Gul’s action has been widely celebrated in Afghanistan as an act of heroism and a symbol of Afghan women’s resilience. A picture of Qamar Gul holding an AK-47 has gone viral on Afghan social media.
The governor of Ghor province, Noor Mohammad Kohnaward, during a meeting with Gul at his office Wednesday vowed to extend the government’s full support to her.
“The government of Afghanistan praises you. Afghan women are proud of your heroism, courage and bravery,” Kohnaward told Gul.

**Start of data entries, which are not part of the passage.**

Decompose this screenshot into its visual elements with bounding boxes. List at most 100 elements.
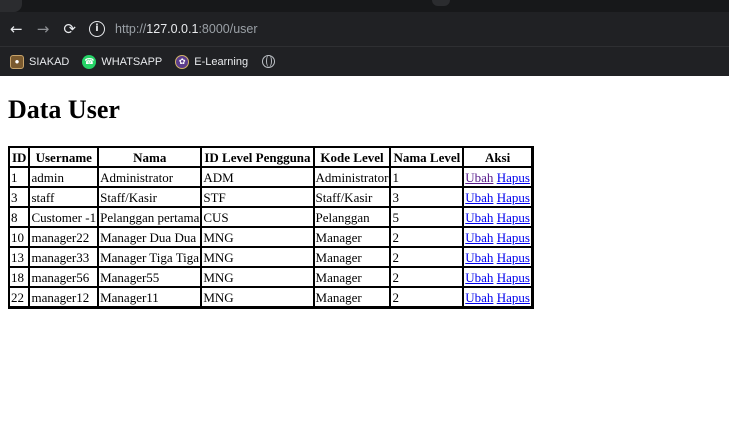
cell-aksi: Ubah Hapus	[463, 187, 532, 207]
bookmark-label: SIAKAD	[29, 55, 70, 68]
browser-chrome: ← → ⟳ i http://127.0.0.1:8000/user ● SIA…	[0, 0, 729, 76]
reload-button[interactable]: ⟳	[56, 15, 83, 43]
cell-aksi: Ubah Hapus	[463, 247, 532, 267]
table-row: 1 admin Administrator ADM Administrator …	[9, 167, 532, 187]
cell-kode-level: Staff/Kasir	[313, 187, 391, 207]
hapus-link[interactable]: Hapus	[497, 250, 530, 265]
cell-nama-level: 2	[390, 267, 464, 287]
reload-icon: ⟳	[63, 20, 76, 38]
arrow-right-icon: →	[36, 20, 50, 38]
cell-nama-level: 2	[390, 227, 464, 247]
cell-nama: Administrator	[98, 167, 202, 187]
hapus-link[interactable]: Hapus	[497, 270, 530, 285]
table-row: 13 manager33 Manager Tiga Tiga MNG Manag…	[9, 247, 532, 267]
cell-username: manager33	[29, 247, 99, 267]
cell-id: 22	[9, 287, 30, 307]
address-bar[interactable]: i http://127.0.0.1:8000/user	[89, 15, 729, 43]
cell-aksi: Ubah Hapus	[463, 287, 532, 307]
user-table: ID Username Nama ID Level Pengguna Kode …	[8, 146, 534, 309]
cell-nama-level: 2	[390, 287, 464, 307]
cell-nama: Pelanggan pertama	[98, 207, 202, 227]
hapus-link[interactable]: Hapus	[497, 170, 530, 185]
bookmarks-bar: ● SIAKAD ☎ WHATSAPP ✿ E-Learning	[0, 46, 729, 76]
header-kode-level: Kode Level	[313, 147, 391, 167]
header-id: ID	[9, 147, 30, 167]
cell-id: 1	[9, 167, 30, 187]
cell-kode-level: Manager	[313, 247, 391, 267]
globe-icon	[262, 55, 276, 68]
ubah-link[interactable]: Ubah	[465, 190, 493, 205]
cell-id-level: MNG	[201, 227, 314, 247]
tab-edge	[432, 0, 450, 6]
bookmark-label: WHATSAPP	[101, 55, 163, 68]
header-nama-level: Nama Level	[390, 147, 464, 167]
table-row: 18 manager56 Manager55 MNG Manager 2 Uba…	[9, 267, 532, 287]
arrow-left-icon: ←	[10, 20, 23, 38]
cell-kode-level: Manager	[313, 287, 391, 307]
hapus-link[interactable]: Hapus	[497, 290, 530, 305]
hapus-link[interactable]: Hapus	[497, 210, 530, 225]
page-content: Data User ID Username Nama ID Level Peng…	[0, 94, 729, 309]
cell-kode-level: Manager	[313, 227, 391, 247]
cell-id-level: MNG	[201, 247, 314, 267]
cell-aksi: Ubah Hapus	[463, 227, 532, 247]
bookmark-globe[interactable]	[261, 55, 276, 68]
bookmark-siakad[interactable]: ● SIAKAD	[10, 54, 70, 69]
cell-nama: Manager Dua Dua	[98, 227, 202, 247]
site-info-icon[interactable]: i	[89, 21, 106, 37]
cell-nama: Staff/Kasir	[98, 187, 202, 207]
cell-nama-level: 5	[390, 207, 464, 227]
header-username: Username	[29, 147, 99, 167]
cell-nama-level: 1	[390, 167, 464, 187]
cell-username: staff	[29, 187, 99, 207]
cell-id: 10	[9, 227, 30, 247]
page-title: Data User	[8, 95, 120, 124]
ubah-link[interactable]: Ubah	[465, 270, 493, 285]
cell-id-level: ADM	[201, 167, 314, 187]
table-header-row: ID Username Nama ID Level Pengguna Kode …	[9, 147, 532, 167]
header-nama: Nama	[98, 147, 202, 167]
ubah-link[interactable]: Ubah	[465, 290, 493, 305]
hapus-link[interactable]: Hapus	[497, 230, 530, 245]
url-host: 127.0.0.1	[146, 22, 199, 36]
cell-id: 13	[9, 247, 30, 267]
url-scheme: http://	[115, 22, 147, 36]
cell-id: 18	[9, 267, 30, 287]
cell-id: 3	[9, 187, 30, 207]
forward-button[interactable]: →	[30, 15, 57, 43]
cell-nama-level: 3	[390, 187, 464, 207]
ubah-link[interactable]: Ubah	[465, 230, 493, 245]
header-id-level: ID Level Pengguna	[201, 147, 314, 167]
cell-id: 8	[9, 207, 30, 227]
ubah-link[interactable]: Ubah	[465, 210, 493, 225]
browser-toolbar: ← → ⟳ i http://127.0.0.1:8000/user	[0, 12, 729, 46]
ubah-link[interactable]: Ubah	[465, 250, 493, 265]
bookmark-elearning[interactable]: ✿ E-Learning	[175, 54, 249, 69]
ubah-link[interactable]: Ubah	[465, 170, 493, 185]
cell-nama: Manager55	[98, 267, 202, 287]
cell-username: manager12	[29, 287, 99, 307]
cell-username: Customer -1	[29, 207, 99, 227]
bookmark-label: E-Learning	[194, 55, 249, 68]
url-path: :8000/user	[198, 22, 258, 36]
whatsapp-icon: ☎	[82, 54, 97, 69]
cell-aksi: Ubah Hapus	[463, 167, 532, 187]
tab-strip	[0, 0, 729, 12]
cell-aksi: Ubah Hapus	[463, 267, 532, 287]
cell-nama-level: 2	[390, 247, 464, 267]
header-aksi: Aksi	[463, 147, 532, 167]
cell-nama: Manager Tiga Tiga	[98, 247, 202, 267]
elearning-favicon-icon: ✿	[175, 54, 190, 69]
table-row: 10 manager22 Manager Dua Dua MNG Manager…	[9, 227, 532, 247]
cell-username: admin	[29, 167, 99, 187]
table-row: 22 manager12 Manager11 MNG Manager 2 Uba…	[9, 287, 532, 307]
siakad-favicon-icon: ●	[10, 54, 24, 69]
cell-id-level: MNG	[201, 267, 314, 287]
back-button[interactable]: ←	[3, 15, 30, 43]
table-row: 3 staff Staff/Kasir STF Staff/Kasir 3 Ub…	[9, 187, 532, 207]
active-tab[interactable]	[0, 0, 22, 12]
cell-kode-level: Pelanggan	[313, 207, 391, 227]
cell-username: manager22	[29, 227, 99, 247]
hapus-link[interactable]: Hapus	[497, 190, 530, 205]
bookmark-whatsapp[interactable]: ☎ WHATSAPP	[82, 54, 163, 69]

Hassan Hakimi, a local resident of Ghor province, said that the government should present Gul with the Malalai Medal. He added that “government should pave the way for her education and a peaceful and prosperous life.”
According to Afghan human rights officials, Taliban fighters frequently target civilians for alleged loyalty to the Afghan government.
Zabihullah Farhang, a spokesperson for Afghanistan Independent Human Rights Commission (AIHRC), told VOA that from March to mid-April, 83 civilians were killed and 119 wounded in target killing incidents, with the Taliban being responsible for half of the attacks.
“They think that civilians are only those who are unemployed, shopkeeping or farming. The Taliban do not count those who work with the Ministry of Education, Ministry of Mining or are employees of the government as civilians,” Farhang added.
AIHRC has counted 1,213 civilian deaths and 1,744 injuries during the first six months of 2020, a significant number of civilian casualties despite the U.S.-Taliban peace agreement in February.